# Pre-Orders for "The Jack"



## dan - firecraft (Oct 8, 2013)

Hey there....If any of you are competing at "The Jack" FireCraft will be accepting pre-orders that can be delivered right to your site.

Here is a link for details. Good luck to all those competing and I guess we will see you down in The Hollow!

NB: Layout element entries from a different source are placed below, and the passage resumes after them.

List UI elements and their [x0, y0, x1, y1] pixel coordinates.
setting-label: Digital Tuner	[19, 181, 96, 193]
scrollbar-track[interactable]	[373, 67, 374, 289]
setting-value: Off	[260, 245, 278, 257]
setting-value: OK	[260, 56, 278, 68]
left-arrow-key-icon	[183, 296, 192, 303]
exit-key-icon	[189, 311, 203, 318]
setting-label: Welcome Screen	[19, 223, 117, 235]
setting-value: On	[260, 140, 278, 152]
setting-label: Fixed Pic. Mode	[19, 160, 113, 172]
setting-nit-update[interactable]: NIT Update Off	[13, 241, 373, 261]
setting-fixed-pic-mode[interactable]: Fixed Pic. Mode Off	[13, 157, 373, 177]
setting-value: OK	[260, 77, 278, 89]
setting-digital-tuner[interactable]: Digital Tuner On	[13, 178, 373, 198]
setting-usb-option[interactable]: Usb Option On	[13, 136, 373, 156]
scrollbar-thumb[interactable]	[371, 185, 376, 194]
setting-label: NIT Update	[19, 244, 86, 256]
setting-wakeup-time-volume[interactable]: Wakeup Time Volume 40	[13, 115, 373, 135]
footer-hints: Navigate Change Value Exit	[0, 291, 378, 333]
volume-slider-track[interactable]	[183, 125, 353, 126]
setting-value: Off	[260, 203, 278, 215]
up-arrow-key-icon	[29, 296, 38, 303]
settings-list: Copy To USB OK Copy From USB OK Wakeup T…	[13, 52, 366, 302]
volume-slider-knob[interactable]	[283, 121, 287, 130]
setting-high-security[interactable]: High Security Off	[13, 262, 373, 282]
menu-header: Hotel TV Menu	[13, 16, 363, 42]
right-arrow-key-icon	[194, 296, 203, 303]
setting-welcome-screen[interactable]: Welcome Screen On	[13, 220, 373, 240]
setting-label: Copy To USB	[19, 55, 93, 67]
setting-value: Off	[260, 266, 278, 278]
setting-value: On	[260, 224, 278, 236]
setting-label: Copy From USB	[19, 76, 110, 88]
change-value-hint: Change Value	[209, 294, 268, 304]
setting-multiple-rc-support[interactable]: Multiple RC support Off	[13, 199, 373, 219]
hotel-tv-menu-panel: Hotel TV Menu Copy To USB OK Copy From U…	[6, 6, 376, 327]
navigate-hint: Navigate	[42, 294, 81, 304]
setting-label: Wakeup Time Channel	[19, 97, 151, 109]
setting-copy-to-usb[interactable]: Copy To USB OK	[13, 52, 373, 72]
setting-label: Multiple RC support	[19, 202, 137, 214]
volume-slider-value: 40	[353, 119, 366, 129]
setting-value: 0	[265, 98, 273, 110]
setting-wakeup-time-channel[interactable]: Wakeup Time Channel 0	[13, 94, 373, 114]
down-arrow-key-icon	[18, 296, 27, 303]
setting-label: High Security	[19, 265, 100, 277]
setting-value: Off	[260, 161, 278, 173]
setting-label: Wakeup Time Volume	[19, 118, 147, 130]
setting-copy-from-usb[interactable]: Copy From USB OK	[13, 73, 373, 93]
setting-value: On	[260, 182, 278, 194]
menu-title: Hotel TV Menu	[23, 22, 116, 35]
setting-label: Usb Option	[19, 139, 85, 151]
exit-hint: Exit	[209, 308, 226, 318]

www.firecraft.com/2013_jack_daniels_order_form?s=COEV____JACK13S


----------



## kathrynn (Oct 8, 2013)

Hey Dan....can we come and see you....if we are just visiting???

Kat


----------



## dan - firecraft (Oct 8, 2013)

KathrynN said:


> Hey Dan....can we come and see you....if we are just visiting???
> 
> Kat


Sure can! See you there.


----------



## kathrynn (Oct 8, 2013)

Several of us from the Alabama Members group are coming up.  Going to meet at the Judges area for a photo op.  You should join us too!  If you can get away.  Will let you know the time.

Kat


----------



## dan - firecraft (Oct 11, 2013)

KathrynN said:


> Several of us from the Alabama Members group are coming up.  Going to meet at the Judges area for a photo op.  You should join us too!  If you can get away.  Will let you know the time.
> 
> Kat


Sounds great! We will have the FC tent so we should be easy to find! See you there.


----------



## kathrynn (Oct 11, 2013)

gonna put you on my "list"!

Kat


----------